在庇里牛斯山的一個沒落小山村艾涅爾,年輕的村民一個個離開,年長的村民一個個逝世,只剩最後一位老人安德烈斯,他孤獨地度過漫天大雪的日子,細數他人生倒數的點滴,整個故事從頭到尾只有老人與他的回憶自問自答,作者用片段的、不連續的、不斷重複的獨白來表達老人的淒涼。
「我的人生,恍若一條淤塞的河流,驀地停止了流動,此刻在我眼前的,只有死亡綿延而去的無際悲涼景色,以及無止盡的冬季,那兒有著死氣沉沉的居民和樹木,還有遺忘的黃雨。」
在小村最後一戶人家遷走後,老人的妻子選擇上吊自殺,老人靜靜地接受了身邊最後一個人對他的遺棄。

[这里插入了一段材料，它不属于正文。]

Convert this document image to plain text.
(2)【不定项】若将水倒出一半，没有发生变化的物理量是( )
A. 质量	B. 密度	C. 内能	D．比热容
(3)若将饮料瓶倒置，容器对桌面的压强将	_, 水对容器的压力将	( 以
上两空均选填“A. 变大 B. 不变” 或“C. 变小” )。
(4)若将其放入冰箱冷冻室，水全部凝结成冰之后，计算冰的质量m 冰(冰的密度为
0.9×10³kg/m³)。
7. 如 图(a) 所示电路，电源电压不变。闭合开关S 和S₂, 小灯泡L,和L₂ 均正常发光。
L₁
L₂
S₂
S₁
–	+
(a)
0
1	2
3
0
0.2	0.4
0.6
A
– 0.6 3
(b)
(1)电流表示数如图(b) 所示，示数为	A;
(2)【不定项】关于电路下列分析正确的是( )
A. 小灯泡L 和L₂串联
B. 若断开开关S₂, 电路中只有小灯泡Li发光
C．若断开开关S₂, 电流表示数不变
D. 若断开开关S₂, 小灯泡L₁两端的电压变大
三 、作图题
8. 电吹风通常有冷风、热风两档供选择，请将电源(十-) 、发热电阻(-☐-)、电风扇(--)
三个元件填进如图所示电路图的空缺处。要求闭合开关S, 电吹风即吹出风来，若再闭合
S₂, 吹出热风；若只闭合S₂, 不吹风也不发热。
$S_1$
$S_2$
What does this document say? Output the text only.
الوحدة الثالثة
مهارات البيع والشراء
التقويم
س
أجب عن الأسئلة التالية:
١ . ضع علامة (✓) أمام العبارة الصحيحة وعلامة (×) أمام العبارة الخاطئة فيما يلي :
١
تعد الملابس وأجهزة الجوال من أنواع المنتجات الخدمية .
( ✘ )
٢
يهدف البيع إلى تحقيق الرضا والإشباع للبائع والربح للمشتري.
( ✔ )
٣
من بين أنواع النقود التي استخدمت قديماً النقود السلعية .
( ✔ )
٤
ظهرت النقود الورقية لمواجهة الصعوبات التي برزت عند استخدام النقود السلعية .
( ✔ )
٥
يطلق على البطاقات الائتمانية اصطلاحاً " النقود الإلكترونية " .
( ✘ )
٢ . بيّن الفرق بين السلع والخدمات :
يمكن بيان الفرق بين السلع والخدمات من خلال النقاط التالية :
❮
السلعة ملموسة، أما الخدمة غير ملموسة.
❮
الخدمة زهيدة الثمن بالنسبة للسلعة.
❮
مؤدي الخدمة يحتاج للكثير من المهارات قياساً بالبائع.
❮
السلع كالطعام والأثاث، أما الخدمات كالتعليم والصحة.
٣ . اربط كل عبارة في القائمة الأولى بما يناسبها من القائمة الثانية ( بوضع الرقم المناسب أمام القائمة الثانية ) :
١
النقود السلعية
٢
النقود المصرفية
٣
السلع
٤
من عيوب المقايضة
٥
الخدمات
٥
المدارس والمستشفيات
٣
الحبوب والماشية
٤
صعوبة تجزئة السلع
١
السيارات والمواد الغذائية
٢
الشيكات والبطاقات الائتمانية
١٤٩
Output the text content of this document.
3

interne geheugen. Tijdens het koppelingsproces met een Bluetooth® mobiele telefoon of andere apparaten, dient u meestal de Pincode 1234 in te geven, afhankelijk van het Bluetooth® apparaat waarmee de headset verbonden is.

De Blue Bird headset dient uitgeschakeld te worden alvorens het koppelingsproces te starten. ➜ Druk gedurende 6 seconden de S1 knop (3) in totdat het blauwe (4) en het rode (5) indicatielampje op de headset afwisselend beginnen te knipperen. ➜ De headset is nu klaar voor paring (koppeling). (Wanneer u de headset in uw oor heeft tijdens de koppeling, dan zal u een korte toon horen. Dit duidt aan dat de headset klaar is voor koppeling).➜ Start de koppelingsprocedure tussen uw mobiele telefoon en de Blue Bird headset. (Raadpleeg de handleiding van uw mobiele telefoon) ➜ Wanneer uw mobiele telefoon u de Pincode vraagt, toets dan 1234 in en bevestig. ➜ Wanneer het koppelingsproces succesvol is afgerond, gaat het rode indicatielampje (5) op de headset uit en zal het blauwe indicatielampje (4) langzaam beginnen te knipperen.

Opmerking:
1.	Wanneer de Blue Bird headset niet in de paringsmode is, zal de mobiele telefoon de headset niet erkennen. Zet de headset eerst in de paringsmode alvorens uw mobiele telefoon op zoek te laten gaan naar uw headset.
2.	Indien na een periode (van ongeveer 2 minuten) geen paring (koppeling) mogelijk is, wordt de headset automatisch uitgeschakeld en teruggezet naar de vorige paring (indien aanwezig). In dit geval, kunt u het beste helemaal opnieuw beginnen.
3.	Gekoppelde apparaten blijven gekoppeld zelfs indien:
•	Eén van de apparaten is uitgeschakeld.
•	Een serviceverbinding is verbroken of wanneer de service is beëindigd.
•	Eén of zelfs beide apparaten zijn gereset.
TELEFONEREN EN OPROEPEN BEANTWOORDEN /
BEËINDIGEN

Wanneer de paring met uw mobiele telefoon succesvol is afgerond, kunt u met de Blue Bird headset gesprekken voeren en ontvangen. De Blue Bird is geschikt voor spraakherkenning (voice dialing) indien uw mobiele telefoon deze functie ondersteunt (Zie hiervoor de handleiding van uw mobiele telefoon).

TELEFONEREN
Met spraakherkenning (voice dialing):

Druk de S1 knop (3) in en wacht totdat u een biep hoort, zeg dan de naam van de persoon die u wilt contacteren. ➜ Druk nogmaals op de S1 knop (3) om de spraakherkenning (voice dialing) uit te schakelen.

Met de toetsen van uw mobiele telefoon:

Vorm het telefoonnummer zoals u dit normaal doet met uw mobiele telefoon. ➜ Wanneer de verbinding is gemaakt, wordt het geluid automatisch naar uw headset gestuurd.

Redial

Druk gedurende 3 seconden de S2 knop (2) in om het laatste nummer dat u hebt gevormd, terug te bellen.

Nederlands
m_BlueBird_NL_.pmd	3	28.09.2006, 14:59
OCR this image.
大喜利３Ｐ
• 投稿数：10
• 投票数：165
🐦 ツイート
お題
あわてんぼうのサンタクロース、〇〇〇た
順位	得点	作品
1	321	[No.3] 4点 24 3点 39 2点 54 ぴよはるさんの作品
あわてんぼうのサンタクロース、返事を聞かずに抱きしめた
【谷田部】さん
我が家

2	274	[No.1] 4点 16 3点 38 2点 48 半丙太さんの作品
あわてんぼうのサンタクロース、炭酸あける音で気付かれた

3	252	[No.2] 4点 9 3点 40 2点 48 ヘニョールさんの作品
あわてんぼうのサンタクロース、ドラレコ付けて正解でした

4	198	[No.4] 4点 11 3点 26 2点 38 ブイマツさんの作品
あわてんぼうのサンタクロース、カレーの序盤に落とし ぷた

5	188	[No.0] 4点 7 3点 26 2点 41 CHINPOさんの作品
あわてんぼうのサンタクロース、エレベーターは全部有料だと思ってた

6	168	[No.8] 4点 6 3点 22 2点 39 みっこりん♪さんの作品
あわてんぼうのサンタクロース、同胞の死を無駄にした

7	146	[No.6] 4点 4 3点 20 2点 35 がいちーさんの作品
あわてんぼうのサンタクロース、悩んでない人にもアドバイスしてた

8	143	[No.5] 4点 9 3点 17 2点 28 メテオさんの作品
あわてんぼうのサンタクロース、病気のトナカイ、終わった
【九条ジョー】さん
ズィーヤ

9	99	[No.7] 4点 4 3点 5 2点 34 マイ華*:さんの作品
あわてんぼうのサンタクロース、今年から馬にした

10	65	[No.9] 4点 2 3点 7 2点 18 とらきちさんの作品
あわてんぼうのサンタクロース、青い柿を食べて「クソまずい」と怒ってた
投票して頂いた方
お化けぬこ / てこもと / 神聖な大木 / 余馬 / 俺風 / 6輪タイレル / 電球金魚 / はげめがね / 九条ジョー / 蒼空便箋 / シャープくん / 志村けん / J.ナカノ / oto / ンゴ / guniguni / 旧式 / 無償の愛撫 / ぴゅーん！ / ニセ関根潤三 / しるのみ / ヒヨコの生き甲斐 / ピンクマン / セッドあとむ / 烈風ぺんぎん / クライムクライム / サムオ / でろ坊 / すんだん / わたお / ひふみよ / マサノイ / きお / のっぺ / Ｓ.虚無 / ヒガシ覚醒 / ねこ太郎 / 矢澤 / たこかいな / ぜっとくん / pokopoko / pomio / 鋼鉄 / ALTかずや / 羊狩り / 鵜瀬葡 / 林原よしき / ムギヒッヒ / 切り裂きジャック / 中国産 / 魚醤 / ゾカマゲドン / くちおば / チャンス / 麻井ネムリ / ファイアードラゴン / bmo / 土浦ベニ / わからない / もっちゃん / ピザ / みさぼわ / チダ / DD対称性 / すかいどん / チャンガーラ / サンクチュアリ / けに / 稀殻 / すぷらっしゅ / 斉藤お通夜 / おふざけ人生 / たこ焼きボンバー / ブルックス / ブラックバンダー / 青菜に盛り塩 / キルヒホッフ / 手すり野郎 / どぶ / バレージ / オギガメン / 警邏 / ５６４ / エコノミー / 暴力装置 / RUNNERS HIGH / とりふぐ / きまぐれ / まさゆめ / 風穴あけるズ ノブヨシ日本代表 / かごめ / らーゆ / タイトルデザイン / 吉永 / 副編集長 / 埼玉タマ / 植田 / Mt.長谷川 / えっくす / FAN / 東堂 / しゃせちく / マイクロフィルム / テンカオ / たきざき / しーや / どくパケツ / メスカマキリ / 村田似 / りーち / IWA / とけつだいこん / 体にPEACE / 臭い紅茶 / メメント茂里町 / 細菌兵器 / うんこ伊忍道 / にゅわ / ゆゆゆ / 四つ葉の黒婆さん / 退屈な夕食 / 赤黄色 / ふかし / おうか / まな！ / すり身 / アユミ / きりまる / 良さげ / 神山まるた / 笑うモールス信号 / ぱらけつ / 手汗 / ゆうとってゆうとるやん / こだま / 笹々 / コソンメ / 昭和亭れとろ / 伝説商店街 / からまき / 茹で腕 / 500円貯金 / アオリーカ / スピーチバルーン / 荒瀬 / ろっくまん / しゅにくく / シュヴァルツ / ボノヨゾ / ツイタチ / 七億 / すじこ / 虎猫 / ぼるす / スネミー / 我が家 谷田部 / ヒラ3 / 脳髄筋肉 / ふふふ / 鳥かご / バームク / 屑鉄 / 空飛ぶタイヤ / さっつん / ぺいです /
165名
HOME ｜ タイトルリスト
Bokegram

「經過這些年,當疼痛彷彿一場苦澀的黃雨淹沒我的肺部,是這句話在此時此刻幫我心無畏懼地聆聽著,貓頭鷹在這座村莊的靜寂和廢墟當中宣告我的死亡,而隨著我的死去,村莊也很快地將走向它的滅亡。」
書中有好幾處提及「黃雨」,以及多次提到老人的視線所及之處全都變成黃色的,從導讀中理解到作者對黃色的隱喻,在歐洲,黃色是戲劇表演中禁忌的顏色,在中世紀時瘋子身穿黃色衣服以和常人區隔,此外,想像梵谷在幾近瘋狂與崩潰時,作品也帶著濃烈的黃色,又像是所謂泛黃的照片,也是用黃色來象徵破舊與蕭瑟。
整本書沒有對話,沒有故事劇情,只有老人自言自語的嘆息和自然環境的蒼涼無情,隨著台北沒完沒了的下著雨,看這本書也多了一點共鳴。